We look very carefully at planning policy and try and hold, if you like, the council’s hand. With Coach Yard, we took them on a journey with us because in taking down a poorly constructed building and coming up with a very interesting mix of five unique properties, we designed outside the parameters of what planning considered a normal house.

We believe in unlocking through ingenious design. Our client at Coach Yard was a developer who had tried for ten years and with several different practices to do something on that land but had only looked at variations of a traditional house until we came in. For us, the challenge was getting the council to understand the massive positives of having upside-down houses and one bed houses with yard-style amenity space, on sites where a traditional house plus garden simply isn’t going to work.

The constraints of urban planning, of stewardship, sustainability, and some of the practical constraints of construction, stimulate creativity.

Dwellers Ford – which we are currently in planning with – is on a brownfield site of thirty-three garages. It opens out on to the River Ching. Before we came on board, a proposal for eight houses had been thrown out as it was simply creating a new street at the back of existing homes.

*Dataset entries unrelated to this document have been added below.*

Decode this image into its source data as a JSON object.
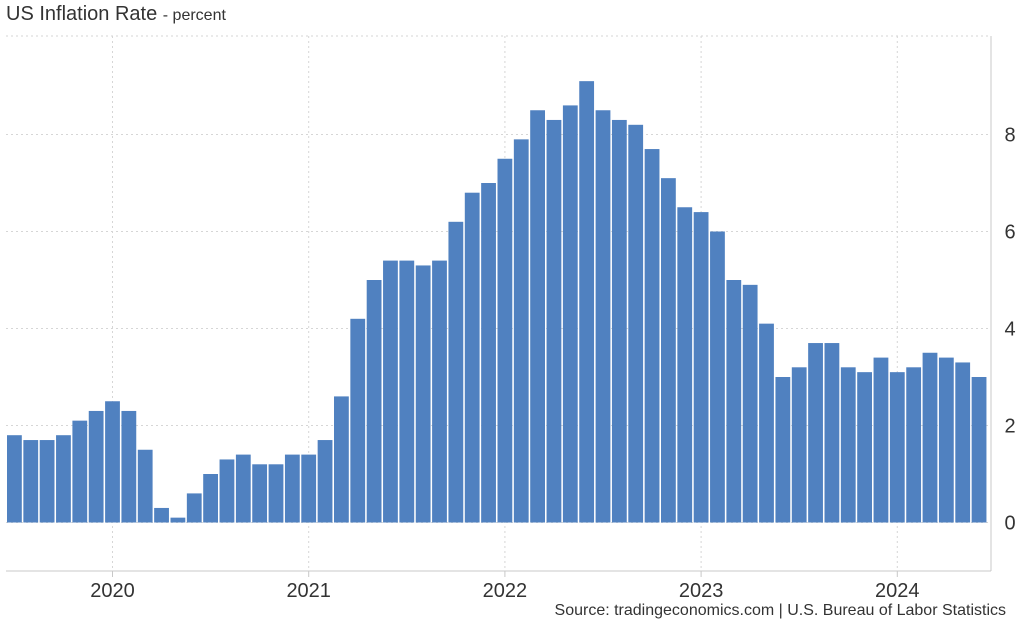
{
  "header": {
    "title": "US Inflation Rate",
    "subtitle": "- percent"
  },
  "footer": {
    "source": "Source: tradingeconomics.com | U.S. Bureau of Labor Statistics"
  },
  "chart_data": {
    "type": "bar",
    "title": "US Inflation Rate",
    "subtitle": "- percent",
    "ylabel": "",
    "xlabel": "",
    "ylim": [
      -1,
      10
    ],
    "yticks": [
      0,
      2,
      4,
      6,
      8
    ],
    "xticks": [
      "2020",
      "2021",
      "2022",
      "2023",
      "2024"
    ],
    "grid": true,
    "legend": "none",
    "bar_color": "#5081C0",
    "categories": [
      "2019-07",
      "2019-08",
      "2019-09",
      "2019-10",
      "2019-11",
      "2019-12",
      "2020-01",
      "2020-02",
      "2020-03",
      "2020-04",
      "2020-05",
      "2020-06",
      "2020-07",
      "2020-08",
      "2020-09",
      "2020-10",
      "2020-11",
      "2020-12",
      "2021-01",
      "2021-02",
      "2021-03",
      "2021-04",
      "2021-05",
      "2021-06",
      "2021-07",
      "2021-08",
      "2021-09",
      "2021-10",
      "2021-11",
      "2021-12",
      "2022-01",
      "2022-02",
      "2022-03",
      "2022-04",
      "2022-05",
      "2022-06",
      "2022-07",
      "2022-08",
      "2022-09",
      "2022-10",
      "2022-11",
      "2022-12",
      "2023-01",
      "2023-02",
      "2023-03",
      "2023-04",
      "2023-05",
      "2023-06",
      "2023-07",
      "2023-08",
      "2023-09",
      "2023-10",
      "2023-11",
      "2023-12",
      "2024-01",
      "2024-02",
      "2024-03",
      "2024-04",
      "2024-05",
      "2024-06"
    ],
    "values": [
      1.8,
      1.7,
      1.7,
      1.8,
      2.1,
      2.3,
      2.5,
      2.3,
      1.5,
      0.3,
      0.1,
      0.6,
      1.0,
      1.3,
      1.4,
      1.2,
      1.2,
      1.4,
      1.4,
      1.7,
      2.6,
      4.2,
      5.0,
      5.4,
      5.4,
      5.3,
      5.4,
      6.2,
      6.8,
      7.0,
      7.5,
      7.9,
      8.5,
      8.3,
      8.6,
      9.1,
      8.5,
      8.3,
      8.2,
      7.7,
      7.1,
      6.5,
      6.4,
      6.0,
      5.0,
      4.9,
      4.1,
      3.0,
      3.2,
      3.7,
      3.7,
      3.2,
      3.1,
      3.4,
      3.1,
      3.2,
      3.5,
      3.4,
      3.3,
      3.0
    ]
  }
}
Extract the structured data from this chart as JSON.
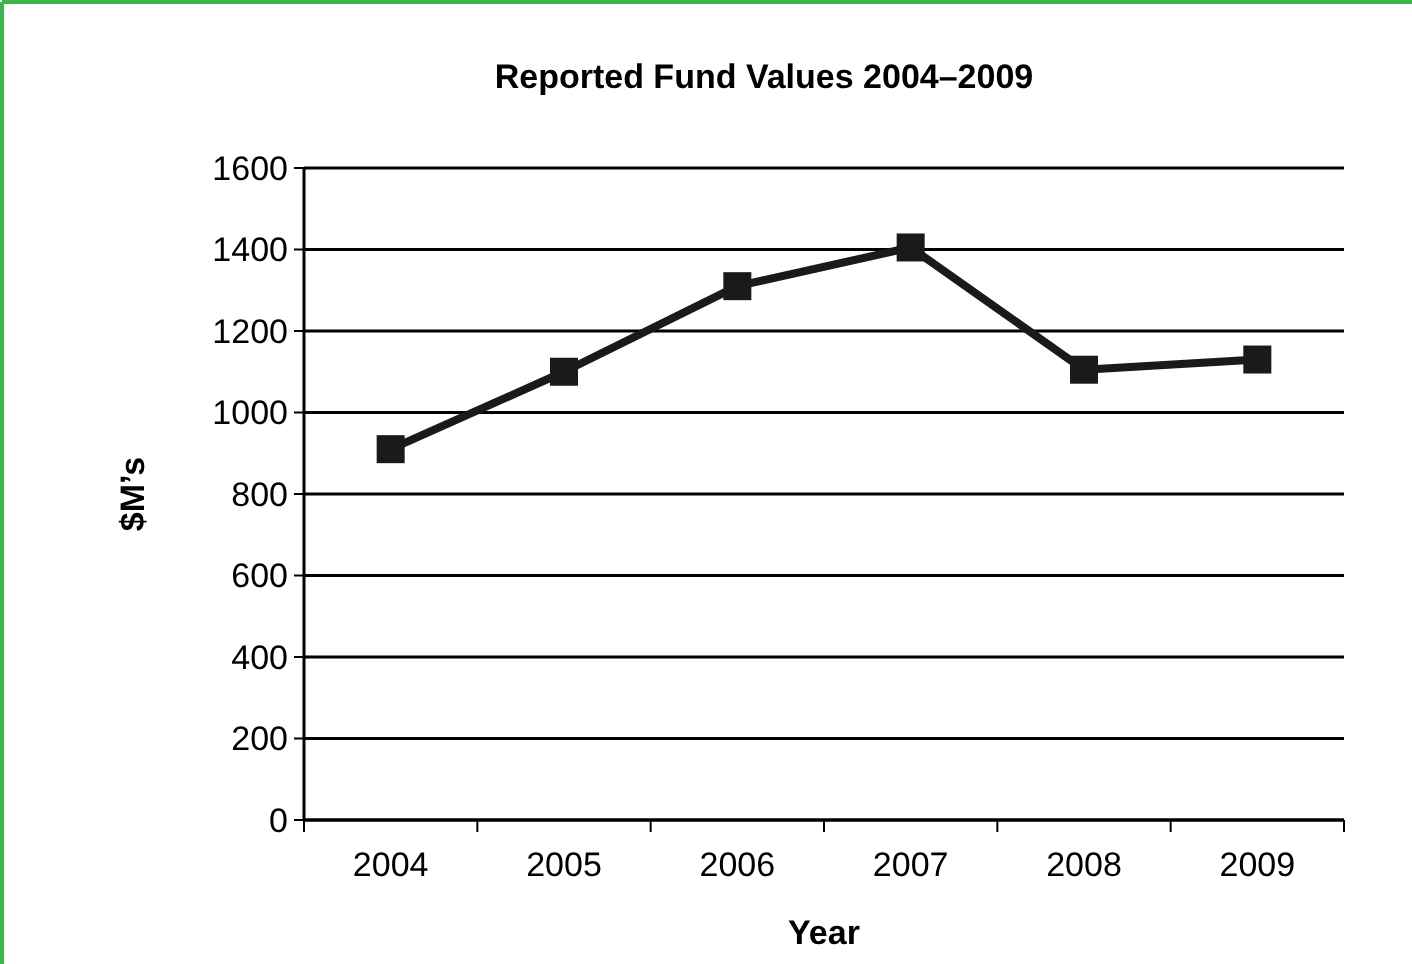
{
  "chart_data": {
    "type": "line",
    "title": "Reported Fund Values 2004–2009",
    "xlabel": "Year",
    "ylabel": "$M’s",
    "categories": [
      "2004",
      "2005",
      "2006",
      "2007",
      "2008",
      "2009"
    ],
    "series": [
      {
        "color": "#1a1a1a",
        "values": [
          910,
          1100,
          1310,
          1405,
          1105,
          1130
        ]
      }
    ],
    "ylim": [
      0,
      1600
    ],
    "yticks": [
      0,
      200,
      400,
      600,
      800,
      1000,
      1200,
      1400,
      1600
    ],
    "grid": "y",
    "marker": "square",
    "line_style": "solid"
  }
}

We have approached Dwellers Ford by embracing the restrictions and problems, namely the river, an element of flood risk, and a huge tree with substantial root protection. These factors sparked the ideas, and the result is that site being on the cusp of an incredible new lease of life.

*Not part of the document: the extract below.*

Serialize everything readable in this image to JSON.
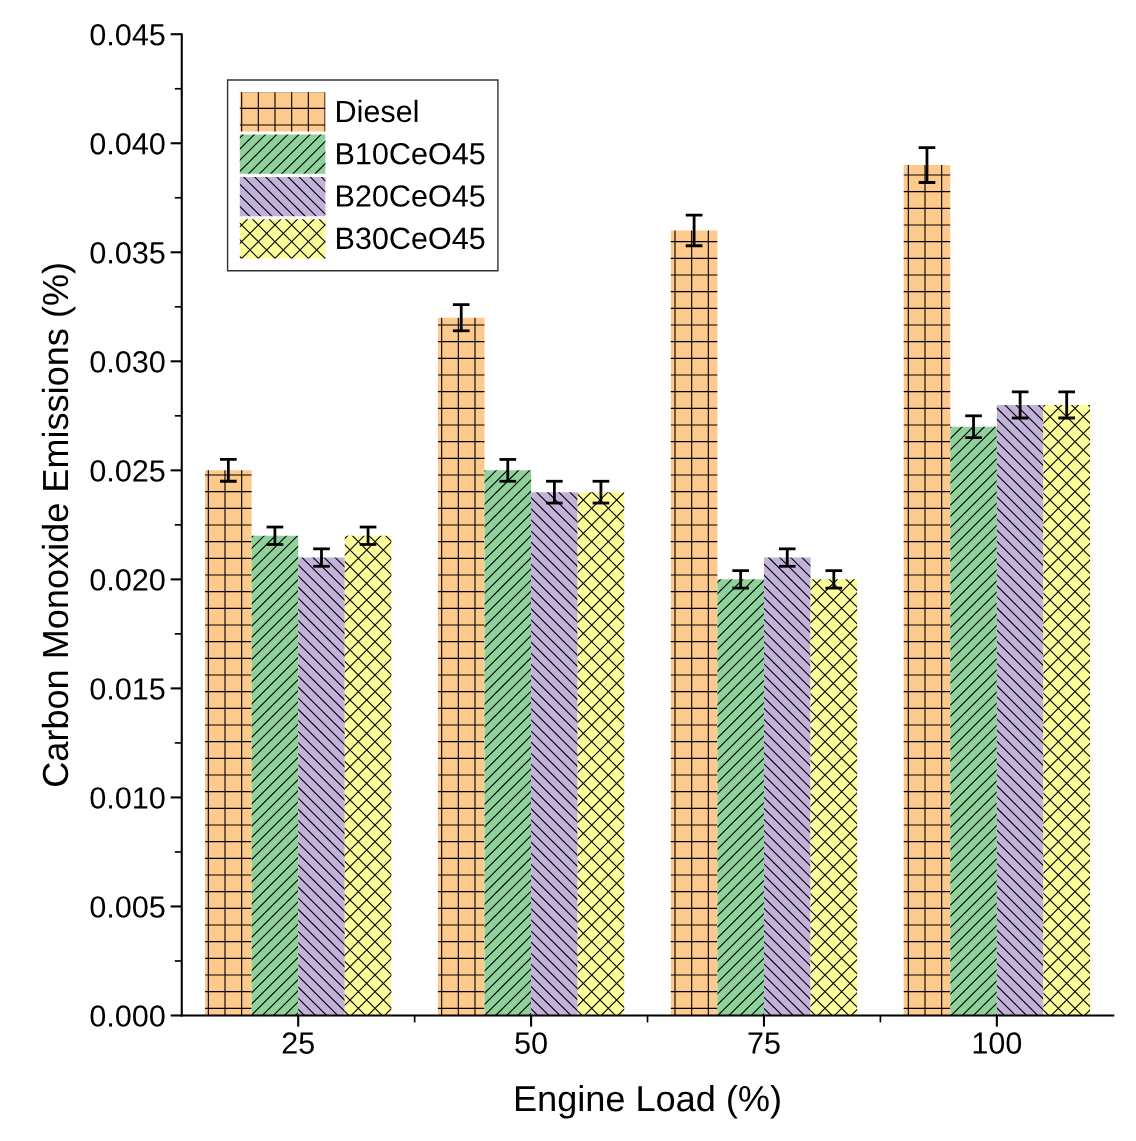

We work with Londoners moving further out of town with a desire to expand and to design their home.

Our client at The Gables had lived in Hackney, and moved their large family out to Essex, where they could still be on the tube but with greater space and proximity to the countryside. They were people who wanted to design their dream home by combining an existing house that had good bones with their own unique, one-off architectural ideas.

In a counterpoint to a project like Finsbury Park Road, the scope of The Gables grew and grew as the client became increasingly excited by the possibility of the extra space they had around them and our job has been to create architectural ideas to match their ambition.

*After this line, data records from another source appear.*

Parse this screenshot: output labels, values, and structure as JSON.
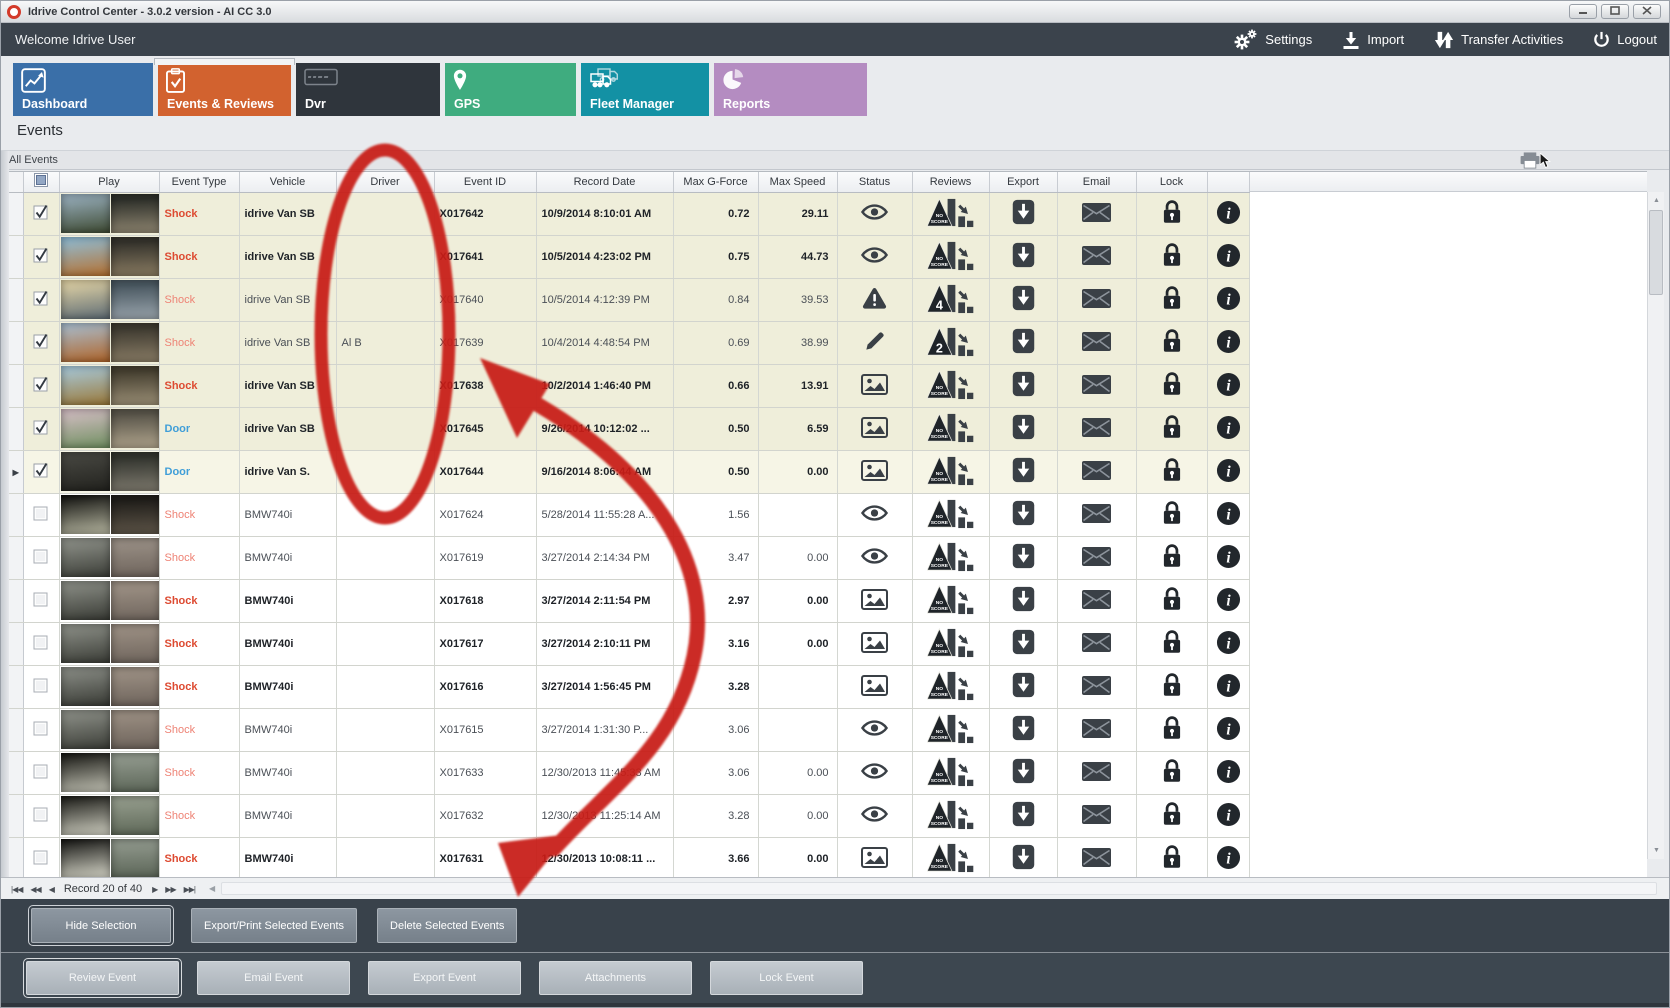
{
  "window": {
    "title": "Idrive Control Center - 3.0.2 version - AI CC 3.0"
  },
  "header": {
    "welcome": "Welcome Idrive User",
    "actions": [
      {
        "label": "Settings",
        "icon": "gears-icon"
      },
      {
        "label": "Import",
        "icon": "import-icon"
      },
      {
        "label": "Transfer Activities",
        "icon": "transfer-arrows-icon"
      },
      {
        "label": "Logout",
        "icon": "power-icon"
      }
    ]
  },
  "tabs": [
    {
      "label": "Dashboard",
      "icon": "line-chart-icon",
      "color": "#3a6fa8",
      "active": false
    },
    {
      "label": "Events & Reviews",
      "icon": "clipboard-check-icon",
      "color": "#d2622f",
      "active": true
    },
    {
      "label": "Dvr",
      "icon": "dvr-badge-icon",
      "color": "#2f353c",
      "active": false
    },
    {
      "label": "GPS",
      "icon": "map-pin-icon",
      "color": "#3fac7f",
      "active": false
    },
    {
      "label": "Fleet Manager",
      "icon": "trucks-icon",
      "color": "#1391a4",
      "active": false
    },
    {
      "label": "Reports",
      "icon": "pie-chart-icon",
      "color": "#b48cc1",
      "active": false
    }
  ],
  "page": {
    "heading": "Events",
    "section_label": "All Events"
  },
  "palette": {
    "shock_bold": "#dd4a31",
    "shock_normal": "#ee8375",
    "door": "#3f9ed8",
    "selected_row": "#efeeda",
    "current_row": "#f6f5e6",
    "icon_dark": "#3a4046",
    "annotation_red": "#c81e14"
  },
  "table": {
    "columns": [
      "",
      "Play",
      "Event Type",
      "Vehicle",
      "Driver",
      "Event ID",
      "Record Date",
      "Max G-Force",
      "Max Speed",
      "Status",
      "Reviews",
      "Export",
      "Email",
      "Lock",
      ""
    ],
    "rows": [
      {
        "checked": true,
        "current": false,
        "bold": true,
        "event_type": "Shock",
        "vehicle": "idrive Van SB",
        "driver": "",
        "event_id": "X017642",
        "record_date": "10/9/2014 8:10:01 AM",
        "max_g": "0.72",
        "max_speed": "29.11",
        "status": "eye-icon",
        "review": "NO SCORE",
        "thumb": [
          "#9db4c4",
          "#3e4a32",
          "#2e302a",
          "#8f8671"
        ]
      },
      {
        "checked": true,
        "current": false,
        "bold": true,
        "event_type": "Shock",
        "vehicle": "idrive Van SB",
        "driver": "",
        "event_id": "X017641",
        "record_date": "10/5/2014 4:23:02 PM",
        "max_g": "0.75",
        "max_speed": "44.73",
        "status": "eye-icon",
        "review": "NO SCORE",
        "thumb": [
          "#8fc0dc",
          "#b5702f",
          "#35332c",
          "#8a7c62"
        ]
      },
      {
        "checked": true,
        "current": false,
        "bold": false,
        "event_type": "Shock",
        "vehicle": "idrive Van SB",
        "driver": "",
        "event_id": "X017640",
        "record_date": "10/5/2014 4:12:39 PM",
        "max_g": "0.84",
        "max_speed": "39.53",
        "status": "warning-icon",
        "review": "4",
        "thumb": [
          "#e8d8a8",
          "#5d6b74",
          "#4a5861",
          "#9aa5ad"
        ]
      },
      {
        "checked": true,
        "current": false,
        "bold": false,
        "event_type": "Shock",
        "vehicle": "idrive Van SB",
        "driver": "Al B",
        "event_id": "X017639",
        "record_date": "10/4/2014 4:48:54 PM",
        "max_g": "0.69",
        "max_speed": "38.99",
        "status": "pencil-icon",
        "review": "2",
        "thumb": [
          "#a8c0d4",
          "#b06428",
          "#3e3a30",
          "#8a7d66"
        ]
      },
      {
        "checked": true,
        "current": false,
        "bold": true,
        "event_type": "Shock",
        "vehicle": "idrive Van SB",
        "driver": "",
        "event_id": "X017638",
        "record_date": "10/2/2014 1:46:40 PM",
        "max_g": "0.66",
        "max_speed": "13.91",
        "status": "image-icon",
        "review": "NO SCORE",
        "thumb": [
          "#a8cce0",
          "#9a7838",
          "#453f30",
          "#9b8f76"
        ]
      },
      {
        "checked": true,
        "current": false,
        "bold": true,
        "event_type": "Door",
        "vehicle": "idrive Van SB",
        "driver": "",
        "event_id": "X017645",
        "record_date": "9/26/2014 10:12:02 ...",
        "max_g": "0.50",
        "max_speed": "6.59",
        "status": "image-icon",
        "review": "NO SCORE",
        "thumb": [
          "#d8c0c8",
          "#6f8f60",
          "#59554a",
          "#b0a48c"
        ]
      },
      {
        "checked": true,
        "current": true,
        "bold": true,
        "event_type": "Door",
        "vehicle": "idrive Van S.",
        "driver": "",
        "event_id": "X017644",
        "record_date": "9/16/2014 8:06:44 AM",
        "max_g": "0.50",
        "max_speed": "0.00",
        "status": "image-icon",
        "review": "NO SCORE",
        "thumb": [
          "#4a4a44",
          "#22221e",
          "#32342e",
          "#7e7a6e"
        ]
      },
      {
        "checked": false,
        "current": false,
        "bold": false,
        "event_type": "Shock",
        "vehicle": "BMW740i",
        "driver": "",
        "event_id": "X017624",
        "record_date": "5/28/2014 11:55:28 A...",
        "max_g": "1.56",
        "max_speed": "",
        "status": "eye-icon",
        "review": "NO SCORE",
        "thumb": [
          "#0e0e0c",
          "#b8b8a2",
          "#201e1a",
          "#5e5548"
        ]
      },
      {
        "checked": false,
        "current": false,
        "bold": false,
        "event_type": "Shock",
        "vehicle": "BMW740i",
        "driver": "",
        "event_id": "X017619",
        "record_date": "3/27/2014 2:14:34 PM",
        "max_g": "3.47",
        "max_speed": "0.00",
        "status": "eye-icon",
        "review": "NO SCORE",
        "thumb": [
          "#93968e",
          "#3b3d37",
          "#968c82",
          "#6e645c"
        ]
      },
      {
        "checked": false,
        "current": false,
        "bold": true,
        "event_type": "Shock",
        "vehicle": "BMW740i",
        "driver": "",
        "event_id": "X017618",
        "record_date": "3/27/2014 2:11:54 PM",
        "max_g": "2.97",
        "max_speed": "0.00",
        "status": "image-icon",
        "review": "NO SCORE",
        "thumb": [
          "#8f928a",
          "#393b35",
          "#9a8e82",
          "#70665e"
        ]
      },
      {
        "checked": false,
        "current": false,
        "bold": true,
        "event_type": "Shock",
        "vehicle": "BMW740i",
        "driver": "",
        "event_id": "X017617",
        "record_date": "3/27/2014 2:10:11 PM",
        "max_g": "3.16",
        "max_speed": "0.00",
        "status": "image-icon",
        "review": "NO SCORE",
        "thumb": [
          "#90938b",
          "#3a3c36",
          "#988c80",
          "#6f655d"
        ]
      },
      {
        "checked": false,
        "current": false,
        "bold": true,
        "event_type": "Shock",
        "vehicle": "BMW740i",
        "driver": "",
        "event_id": "X017616",
        "record_date": "3/27/2014 1:56:45 PM",
        "max_g": "3.28",
        "max_speed": "",
        "status": "image-icon",
        "review": "NO SCORE",
        "thumb": [
          "#8e918a",
          "#383a34",
          "#998d81",
          "#6e645c"
        ]
      },
      {
        "checked": false,
        "current": false,
        "bold": false,
        "event_type": "Shock",
        "vehicle": "BMW740i",
        "driver": "",
        "event_id": "X017615",
        "record_date": "3/27/2014 1:31:30 P...",
        "max_g": "3.06",
        "max_speed": "",
        "status": "eye-icon",
        "review": "NO SCORE",
        "thumb": [
          "#91948c",
          "#3b3d37",
          "#978b7f",
          "#6d635b"
        ]
      },
      {
        "checked": false,
        "current": false,
        "bold": false,
        "event_type": "Shock",
        "vehicle": "BMW740i",
        "driver": "",
        "event_id": "X017633",
        "record_date": "12/30/2013 11:45:33 AM",
        "max_g": "3.06",
        "max_speed": "0.00",
        "status": "eye-icon",
        "review": "NO SCORE",
        "thumb": [
          "#141410",
          "#c4c4b6",
          "#8e968a",
          "#5c6658"
        ]
      },
      {
        "checked": false,
        "current": false,
        "bold": false,
        "event_type": "Shock",
        "vehicle": "BMW740i",
        "driver": "",
        "event_id": "X017632",
        "record_date": "12/30/2013 11:25:14 AM",
        "max_g": "3.28",
        "max_speed": "0.00",
        "status": "eye-icon",
        "review": "NO SCORE",
        "thumb": [
          "#181814",
          "#d0d0c2",
          "#909888",
          "#5e6858"
        ]
      },
      {
        "checked": false,
        "current": false,
        "bold": true,
        "event_type": "Shock",
        "vehicle": "BMW740i",
        "driver": "",
        "event_id": "X017631",
        "record_date": "12/30/2013 10:08:11 ...",
        "max_g": "3.66",
        "max_speed": "0.00",
        "status": "image-icon",
        "review": "NO SCORE",
        "thumb": [
          "#121210",
          "#d8d8ca",
          "#8c9488",
          "#5a6456"
        ]
      }
    ]
  },
  "pagination": {
    "label": "Record 20 of 40",
    "nav_left": [
      "|◀◀",
      "◀◀",
      "◀"
    ],
    "nav_right": [
      "▶",
      "▶▶",
      "▶▶|"
    ]
  },
  "selection_bar": {
    "buttons": [
      {
        "label": "Hide Selection",
        "focused": true
      },
      {
        "label": "Export/Print Selected Events",
        "focused": false
      },
      {
        "label": "Delete Selected  Events",
        "focused": false
      }
    ]
  },
  "event_bar": {
    "buttons": [
      {
        "label": "Review Event",
        "focused": true
      },
      {
        "label": "Email Event",
        "focused": false
      },
      {
        "label": "Export Event",
        "focused": false
      },
      {
        "label": "Attachments",
        "focused": false
      },
      {
        "label": "Lock Event",
        "focused": false
      }
    ]
  }
}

Those ideas, now near to completing construction, include a partially subterranean pool pavilion, a grandparents’ annexe, dropping the existing ground floor to basement level to create a double-height lounge and the installation of a mechanical ventilation and heat recovery (MVHR) system and air source heat pumps (ASHP) as well as solar photovoltaic panels.

The Gables designed by Clear Architects

London’s suburbs deserve signature architecture.

There’s a snobbery towards architecture in the suburbs and on Brownfield sites. With Wyvern House we had ambitious clients who were fed up with living in a grade two listed house that was difficult to maintain and keep warm and was not suitable for them growing into old age. They wanted something sustainable and exciting.

They had a corner plot that housed their old tennis court, and the brief was “five-bedrooms, something different and celebrating the ancient Oak tree and giant Wellontonia there.” They are fascinated by architecture and their love of design propelled us to come up with the signature spiral staircase and other elements such as the use of charred timber cladding.

Wyvern House is important to me because we want people to have the confidence to really embrace modern, sustainable architecture and push for what can be achieved.

Wyvern House designed by Clear Architects photo Ó Tarry + Perry

You cannot separate architecture and design.

When I was being taught, the great architects had designed literally everything, from houses to furniture. Architecture for me is anything that you can have in a property. I once designed an Indian restaurant and we made everything from the building to the menus and cutlery.

I loved Frank Gehry, Zaha Hadid and Peter Pran, they were so exciting when studying architecture. Architects should have the capacity to design anything and all those people blazed a trail in that regard. The only thing clearer to me than my ideas is that I will never stop learning from others.